The Twilight books tell the story of Bella Swan, a high-school girl who goes to live with her father in Washington state, and Edward Cullen, a classmate who happens to be a vampire. Regarding Edward, Bella liberally spills adjectives like gorgeous, perfect, beautiful, flawless, glorious, and godlike.
By contrast, she describes herself as plain, clumsy, weak, uninteresting, and unattractive, even though she has no fewer than five boys infatuated with her within the first 125 pages of the first book. It’s hard to say which is more difficult to swallow: Bella’s perpetually low self-worth, or the fact that all the other characters are obsessed with her.
Although Meyer tries to portray this pair as a modern Romeo and Juliet or Heathcliff and Catherine (references to whom are glaringly frequent), Bella and Edward’s relationship is more like that of predator and prey. For one thing, the scent of Bella’s blood tortures Edward, who drinks animal blood to keep from killing humans. His restraint is meant to look noble, although courting someone who smells like food could be seen more as a sign of mental instability.
And Edward behaves like a predator in nearly every other way possible. He spies on Bella while she sleeps, eavesdrops on her conversations, reads her classmates’ minds, forges her signature, tries to dictate her choice of friends, encourages her to deceive her father, disables her truck, has his family hold her at his house against her will, and enters her house when no one’s there — all because, he explains, he wants her to be safe.

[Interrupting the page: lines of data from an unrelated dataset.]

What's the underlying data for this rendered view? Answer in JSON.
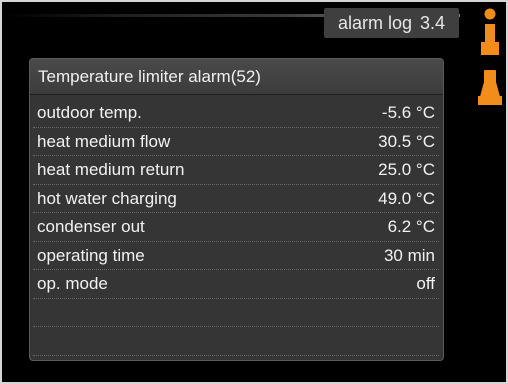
{
  "header": {
    "menu_name": "alarm log",
    "menu_number": "3.4"
  },
  "icons": {
    "info": "info-icon",
    "lock": "padlock-icon",
    "accent_color": "#f28c1a"
  },
  "alarm": {
    "title": "Temperature limiter alarm(52)",
    "rows": [
      {
        "label": "outdoor temp.",
        "value": "-5.6  °C"
      },
      {
        "label": "heat medium flow",
        "value": "30.5  °C"
      },
      {
        "label": "heat medium return",
        "value": "25.0  °C"
      },
      {
        "label": "hot water charging",
        "value": "49.0  °C"
      },
      {
        "label": "condenser out",
        "value": "6.2 °C"
      },
      {
        "label": "operating time",
        "value": "30 min"
      },
      {
        "label": "op. mode",
        "value": "off"
      },
      {
        "label": "",
        "value": ""
      },
      {
        "label": "",
        "value": ""
      }
    ]
  }
}
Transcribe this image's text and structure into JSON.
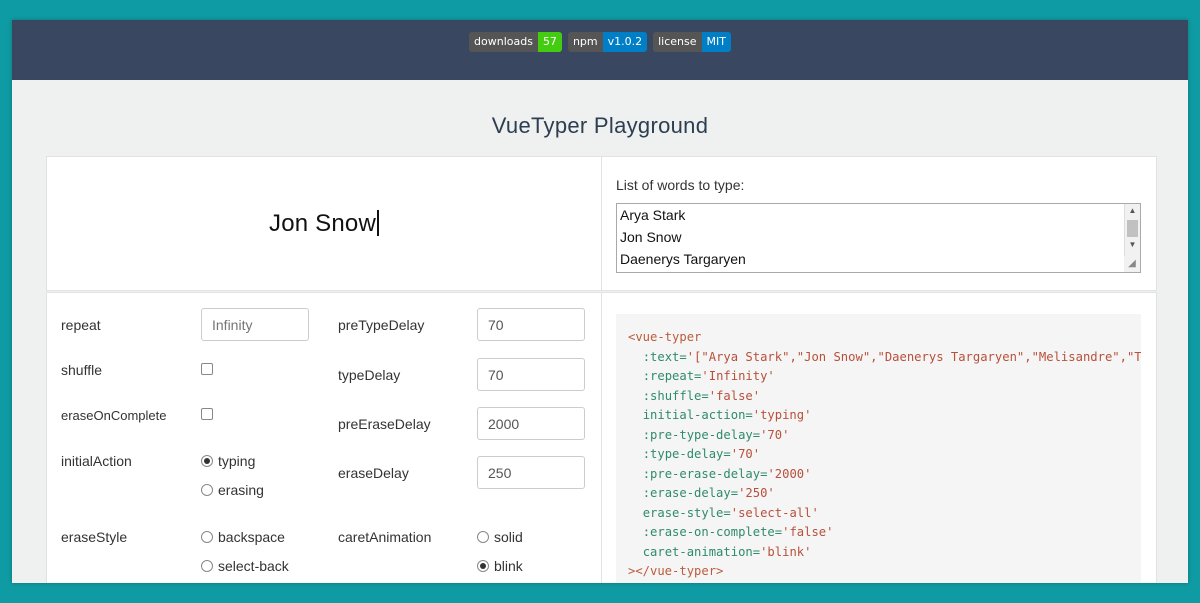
{
  "badges": [
    {
      "key": "downloads",
      "value": "57",
      "color": "#4c1"
    },
    {
      "key": "npm",
      "value": "v1.0.2",
      "color": "#007ec6"
    },
    {
      "key": "license",
      "value": "MIT",
      "color": "#007ec6"
    }
  ],
  "title": "VueTyper Playground",
  "preview": {
    "text": "Jon Snow"
  },
  "words": {
    "label": "List of words to type:",
    "lines": [
      "Arya Stark",
      "Jon Snow",
      "Daenerys Targaryen"
    ]
  },
  "options": {
    "repeat": {
      "label": "repeat",
      "value": "Infinity"
    },
    "shuffle": {
      "label": "shuffle"
    },
    "eraseOnComplete": {
      "label": "eraseOnComplete"
    },
    "initialAction": {
      "label": "initialAction",
      "options": [
        "typing",
        "erasing"
      ],
      "selected": "typing"
    },
    "eraseStyle": {
      "label": "eraseStyle",
      "options": [
        "backspace",
        "select-back"
      ]
    },
    "preTypeDelay": {
      "label": "preTypeDelay",
      "value": "70"
    },
    "typeDelay": {
      "label": "typeDelay",
      "value": "70"
    },
    "preEraseDelay": {
      "label": "preEraseDelay",
      "value": "2000"
    },
    "eraseDelay": {
      "label": "eraseDelay",
      "value": "250"
    },
    "caretAnimation": {
      "label": "caretAnimation",
      "options": [
        "solid",
        "blink"
      ],
      "selected": "blink"
    }
  },
  "code": {
    "open_tag": "<vue-typer",
    "text_attr": ":text=",
    "text_val": "'[\"Arya Stark\",\"Jon Snow\",\"Daenerys Targaryen\",\"Melisandre\",\"Ty",
    "repeat_attr": ":repeat=",
    "repeat_val": "'Infinity'",
    "shuffle_attr": ":shuffle=",
    "shuffle_val": "'false'",
    "initial_attr": "initial-action=",
    "initial_val": "'typing'",
    "pretype_attr": ":pre-type-delay=",
    "pretype_val": "'70'",
    "type_attr": ":type-delay=",
    "type_val": "'70'",
    "preerase_attr": ":pre-erase-delay=",
    "preerase_val": "'2000'",
    "erase_attr": ":erase-delay=",
    "erase_val": "'250'",
    "erasestyle_attr": "erase-style=",
    "erasestyle_val": "'select-all'",
    "eoc_attr": ":erase-on-complete=",
    "eoc_val": "'false'",
    "caret_attr": "caret-animation=",
    "caret_val": "'blink'",
    "close_tag": "></vue-typer>"
  }
}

He warns Bella how dangerous he is, but gets “furious” at anyone else who tries to warn or protect her. He even drags her to the prom against her expressed wishes. He is, in short, one of modern fiction’s best candidates for a restraining order.
So of course, Bella falls “unconditionally and irrevocably in love with him,” deliberately endangering her life whenever she has to be separated from him. Millions of real-life teens have also fallen in love with him. Girls and young women describe Edward as “beautiful,” “sweet,” and “mysterious,” and love the way he “takes care of Bella.”